Whitespace and truncanting the ordering and fsck'ing numbers is mandatory.

Run dracut -f to rebuild your initramfs and then reboot. If you have done nothing else, you should just be prompted by systemd-cryptsetup to enter your passed for /run/keystore/rpool and when it unlocks ZFS will mount and eveything will boot successfully. This is a lot faster then clevis-initramfs I find.

Enrolling Your TPM

Unfortunately due to the weird behavior of dracut with regards to host-only we also need to add another override file here:

cat << EOF > /etc/dracut.conf.d/02-crypt-libs.conf
add_dracutmodules+=" tpm2-tss fido2 "

You need to run dracut -f and reboot before the next step - this is so your PCR registers will be correct.

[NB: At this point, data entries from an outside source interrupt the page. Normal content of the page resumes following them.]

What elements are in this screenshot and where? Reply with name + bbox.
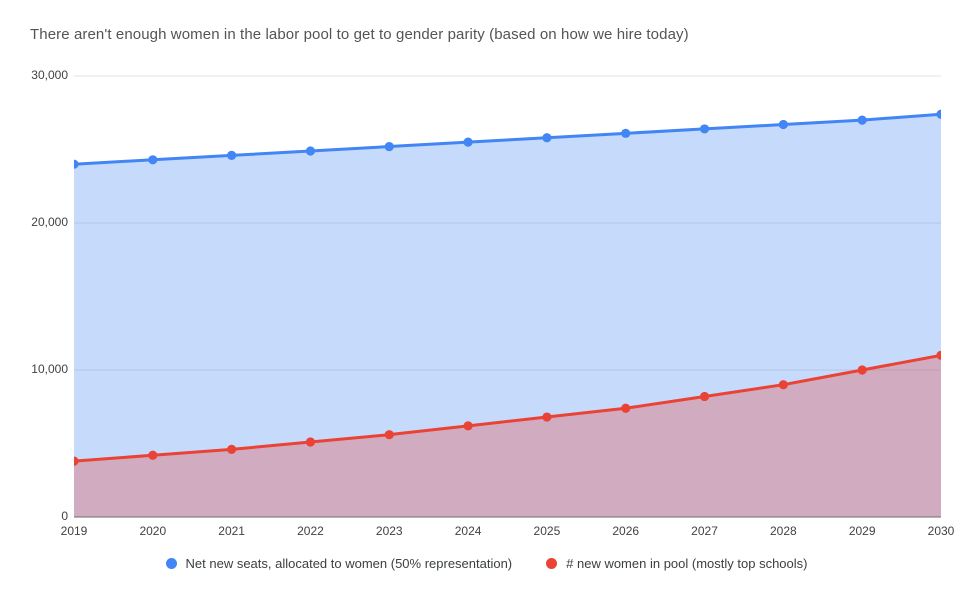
- area-series-1: [74, 355, 941, 517]
- x-tick-label: 2021: [218, 524, 245, 538]
- data-point: [384, 430, 394, 440]
- y-tick-label: 30,000: [31, 68, 68, 82]
- chart-title: There aren't enough women in the labor p…: [30, 26, 689, 43]
- legend-dot-icon: [546, 558, 558, 569]
- data-point: [936, 350, 941, 360]
- x-tick-label: 2030: [927, 524, 955, 538]
- x-tick-label: 2028: [770, 524, 797, 538]
- data-point: [778, 119, 788, 130]
- y-tick-label: 10,000: [31, 362, 68, 376]
- legend-label: # new women in pool (mostly top schools): [566, 556, 808, 571]
- data-point: [305, 146, 316, 156]
- legend-item: # new women in pool (mostly top schools): [546, 556, 807, 571]
- data-point: [857, 365, 867, 375]
- x-tick-label: 2027: [691, 524, 718, 538]
- x-tick-label: 2020: [139, 524, 167, 538]
- data-point: [384, 141, 394, 152]
- x-tick-label: 2029: [848, 524, 876, 538]
- y-tick-label: 0: [61, 509, 68, 523]
- data-point: [542, 133, 552, 143]
- data-point: [857, 115, 867, 125]
- data-point: [621, 128, 631, 138]
- data-point: [463, 137, 473, 147]
- data-point: [463, 421, 473, 431]
- data-point: [305, 437, 316, 447]
- x-tick-label: 2024: [454, 524, 482, 538]
- area-series-0: [74, 114, 941, 517]
- legend-dot-icon: [165, 558, 177, 569]
- x-tick-label: 2026: [612, 524, 640, 538]
- y-tick-label: 20,000: [31, 215, 68, 229]
- data-point: [621, 403, 631, 413]
- x-tick-label: 2022: [297, 524, 324, 538]
- x-tick-label: 2019: [60, 524, 88, 538]
- data-point: [699, 124, 710, 134]
- data-point: [227, 444, 237, 454]
- data-point: [74, 456, 79, 466]
- x-tick-label: 2023: [375, 524, 403, 538]
- data-point: [148, 155, 158, 165]
- data-point: [74, 159, 79, 169]
- data-point: [542, 412, 552, 422]
- data-point: [936, 109, 941, 119]
- data-point: [778, 380, 788, 390]
- data-point: [699, 391, 710, 402]
- legend-item: Net new seats, allocated to women (50% r…: [165, 556, 513, 571]
- x-tick-label: 2025: [533, 524, 561, 538]
- data-point: [148, 450, 158, 460]
- legend: Net new seats, allocated to women (50% r…: [0, 556, 973, 571]
- data-point: [227, 150, 237, 160]
- line-series-1: [74, 353, 941, 463]
- line-series-0: [74, 112, 941, 166]
- legend-label: Net new seats, allocated to women (50% r…: [185, 556, 513, 571]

Enrolling your TPM is simple enough if it's setup - the following command is appropriate:

systemd-cryptenroll --tpm2-device=auto --tpm2-pcsr=0+1+2+3+4+7+8+9+14 /dev/zvol/rpool/keystore

This is IMO the minimum you should do, but it will break pretty easily (rebuilding with dracut, or a kernel upgrade) will disable it. From the Linux TPM PCR registry.

PCR's 0-7 are fairly boring system level stuff (7 is the activation of Secure Boot). But you want 8 and 9 specifically since they determine if your TPM can just be bypassed - without 8 or 9, an attacker can replace your kernel, initramfs, or just mess with command line settings in grub and still have the TPM unlock the volume (and thus probably give them access to all your files).

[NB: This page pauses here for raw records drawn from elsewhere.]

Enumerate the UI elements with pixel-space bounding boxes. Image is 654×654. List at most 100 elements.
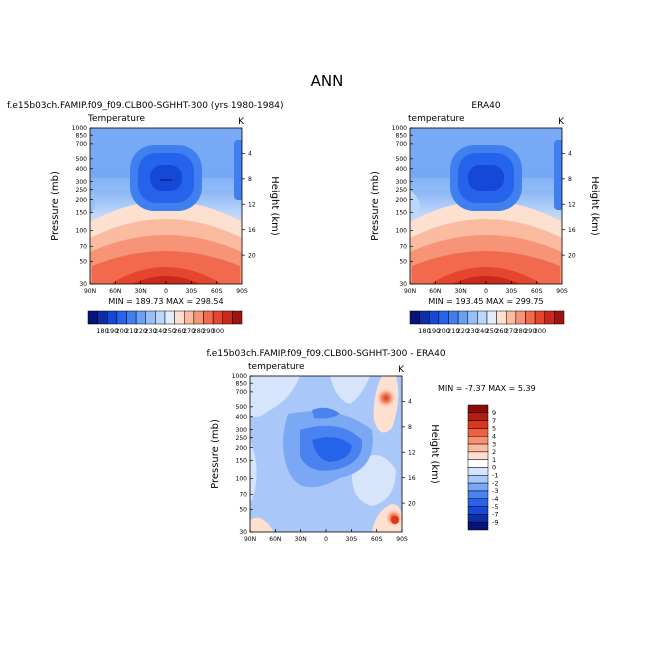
colorbar-box: [212, 310, 223, 325]
colorbar-box: [467, 420, 489, 429]
x-tick-label: 90S: [236, 288, 248, 295]
colorbar-box: [525, 310, 536, 325]
y-tick-right-label: 20: [568, 252, 576, 259]
y-tick-label: 300: [76, 179, 88, 186]
x-tick-label: 60S: [531, 288, 543, 295]
panel-era40-axes: 90N 60N 30N 0 30S 60S 90S 30 50 70 100 150 200 250300…: [392, 125, 576, 295]
colorbar-label: 260: [173, 327, 185, 335]
colorbar-box: [467, 404, 489, 414]
figure-title: ANN: [311, 72, 344, 90]
colorbar-box: [467, 490, 489, 499]
colorbar-box: [467, 451, 489, 460]
colorbar-box: [116, 310, 127, 325]
y-tick-label: 850: [236, 380, 248, 387]
panel-era40-ylabel: Pressure (mb): [370, 171, 381, 241]
y-tick-label: 50: [79, 258, 87, 265]
colorbar-label: 240: [476, 327, 488, 335]
colorbar-box: [496, 310, 507, 325]
y-tick-label: 100: [236, 476, 248, 483]
panel-era40-title: ERA40: [471, 101, 500, 111]
y-tick-label: 500: [396, 156, 408, 163]
colorbar-label: 1: [492, 456, 496, 464]
panel-difference-label-right: K: [398, 365, 405, 375]
colorbar-label: 180: [418, 327, 430, 335]
colorbar-label: 250: [486, 327, 498, 335]
colorbar-box: [174, 310, 185, 325]
x-tick-label: 60S: [371, 536, 383, 543]
colorbar-label: 230: [466, 327, 478, 335]
y-tick-right-label: 20: [408, 500, 416, 507]
y-tick-label: 200: [236, 445, 248, 452]
colorbar-box: [438, 310, 449, 325]
x-tick-label: 90N: [404, 288, 416, 295]
y-tick-label: 50: [399, 258, 407, 265]
y-tick-label: 30: [399, 281, 407, 288]
colorbar-box: [135, 310, 146, 325]
x-tick-label: 0: [324, 536, 328, 543]
panel-era40-label-right: K: [558, 117, 565, 127]
y-tick-right-label: 16: [248, 227, 256, 234]
colorbar-box: [467, 412, 489, 421]
y-tick-label: 300: [236, 427, 248, 434]
panel-model-label-right: K: [238, 117, 245, 127]
colorbar-box: [164, 310, 175, 325]
y-tick-label: 400: [76, 166, 88, 173]
x-tick-label: 30S: [346, 536, 358, 543]
x-tick-label: 30S: [186, 288, 198, 295]
y-tick-label: 150: [236, 458, 248, 465]
y-tick-right-label: 16: [568, 227, 576, 234]
colorbar-label: 190: [106, 327, 118, 335]
colorbar-label: 270: [505, 327, 517, 335]
colorbar-label: 270: [183, 327, 195, 335]
x-tick-label: 30N: [295, 536, 307, 543]
y-tick-label: 250: [236, 435, 248, 442]
y-tick-right-label: 4: [248, 151, 252, 158]
y-tick-right-label: 12: [408, 449, 416, 456]
panel-difference-axes: 90N 60N 30N 0 30S 60S 90S 30 50 70 100 150 200 250300…: [232, 373, 416, 543]
y-tick-right-label: 16: [408, 475, 416, 482]
y-tick-label: 200: [396, 197, 408, 204]
colorbar-label: 2: [492, 448, 496, 456]
colorbar-box: [467, 498, 489, 507]
y-tick-label: 250: [396, 187, 408, 194]
colorbar-label: 200: [437, 327, 449, 335]
x-tick-label: 0: [164, 288, 168, 295]
panel-difference: f.e15b03ch.FAMIP.f09_f09.CLB00-SGHHT-300…: [206, 349, 535, 543]
colorbar-box: [457, 310, 468, 325]
y-tick-label: 150: [396, 210, 408, 217]
colorbar-label: 180: [96, 327, 108, 335]
x-tick-label: 30N: [455, 288, 467, 295]
x-tick-label: 0: [484, 288, 488, 295]
x-tick-label: 30S: [506, 288, 518, 295]
colorbar-box: [87, 310, 98, 325]
panel-difference-label-left: temperature: [248, 362, 305, 372]
x-tick-label: 60N: [269, 536, 281, 543]
y-tick-right-label: 12: [568, 201, 576, 208]
colorbar-box: [107, 310, 118, 325]
y-tick-label: 70: [399, 244, 407, 251]
colorbar-label: 190: [428, 327, 440, 335]
panel-era40-label-left: temperature: [408, 114, 465, 124]
colorbar-label: 260: [495, 327, 507, 335]
x-tick-label: 30N: [135, 288, 147, 295]
colorbar-label: 240: [154, 327, 166, 335]
colorbar-box: [467, 506, 489, 515]
y-tick-label: 100: [76, 228, 88, 235]
colorbar-box: [155, 310, 166, 325]
colorbar-box: [222, 310, 233, 325]
y-tick-label: 50: [239, 506, 247, 513]
y-tick-label: 700: [236, 389, 248, 396]
panel-difference-field: [250, 376, 402, 532]
colorbar-box: [467, 459, 489, 468]
y-tick-label: 150: [76, 210, 88, 217]
colorbar-box: [467, 514, 489, 523]
colorbar-label: -2: [492, 479, 498, 487]
panel-model: f.e15b03ch.FAMIP.f09_f09.CLB00-SGHHT-300…: [7, 101, 283, 335]
colorbar-label: -7: [492, 511, 498, 519]
colorbar-label: 0: [492, 464, 496, 472]
colorbar-label: 210: [125, 327, 137, 335]
colorbar-box: [467, 428, 489, 437]
x-tick-label: 90S: [556, 288, 568, 295]
y-tick-label: 250: [76, 187, 88, 194]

Of course if you're just trying to protect the hard disk against being readable once you take it out of the computer, sealing against the TPM is fine (in fact PCR 7 - the default, might be all you need against a not particularly determined attacker).

This does of course leave some problems with using an initramfs at all: if the initramfs drops you into a root shell for any reason other then the TPM is unable to unlock the keys (because the initramfs has changed) then someone just got root access to your filesystem.

Enrolling Your YubiKey

Since your login is pretty likely to break if there's a surprise kernel upgrade, it's a good idea to also enroll a hardware token. There's a little bit of a conflict here in threat-model: the TPM notionally protects us against the "evil maid" attack - if someone comes in and messes with your laptop in a hotel room, then it'll refuse to decrypt anything...but then of course, you enter the password and run the compromised bootloader anyway possibly.

The Yubikey enrollment (or any FIDO2 authenticator) has the same problem - they might not get your password, but who knows what they did by putting a signed kernel and a custom initramfs onto your system partition. Just be aware of where the limits are here.

Enrollment is the same as before - plug in your token, and run:

systemd-cryptenroll --fido2-device=auto /dev/zvol/rpool/keystore

Then follow the prompts. In my case:

$#$ systemd-cryptenroll --fido2-device=auto /dev/zvol/rpool/keystore
🔐 Please enter current passphrase for disk /dev/zvol/rpool/keystore: •••••••••••••••
Initializing FIDO2 credential on security token.
👆 (Hint: This might require confirmation of user presence on security token.)
🔐 Please enter security token PIN: ••••••••                
Generating secret key on FIDO2 security token.
👆 In order to allow secret key generation, please confirm presence on security token.
New FIDO2 token enrolled as key slot 2.

This follows however your token is setup. Mine requires both a PIN and user presence for FIDO2, so I get prompted for those.

We can test this out by deliberalyte running dracut -f which will break our TPM config and then rebooting.

Remaining Problems

This gets you most of the way there, but not all the way - the problem with this approach is still a sequencing one, the ZFS mount scripts only wait around for you because they're expected udev to bring up a block device which will be correctly mounted. You have about 10-15 seconds with password auth before you'll get dumped to an emergency shell anyway.

That seems to be a ZFS mount script problem though - I suspect to fix it they'd have to - again - know that they're actually waiting on a password prompt and not just failing to mount.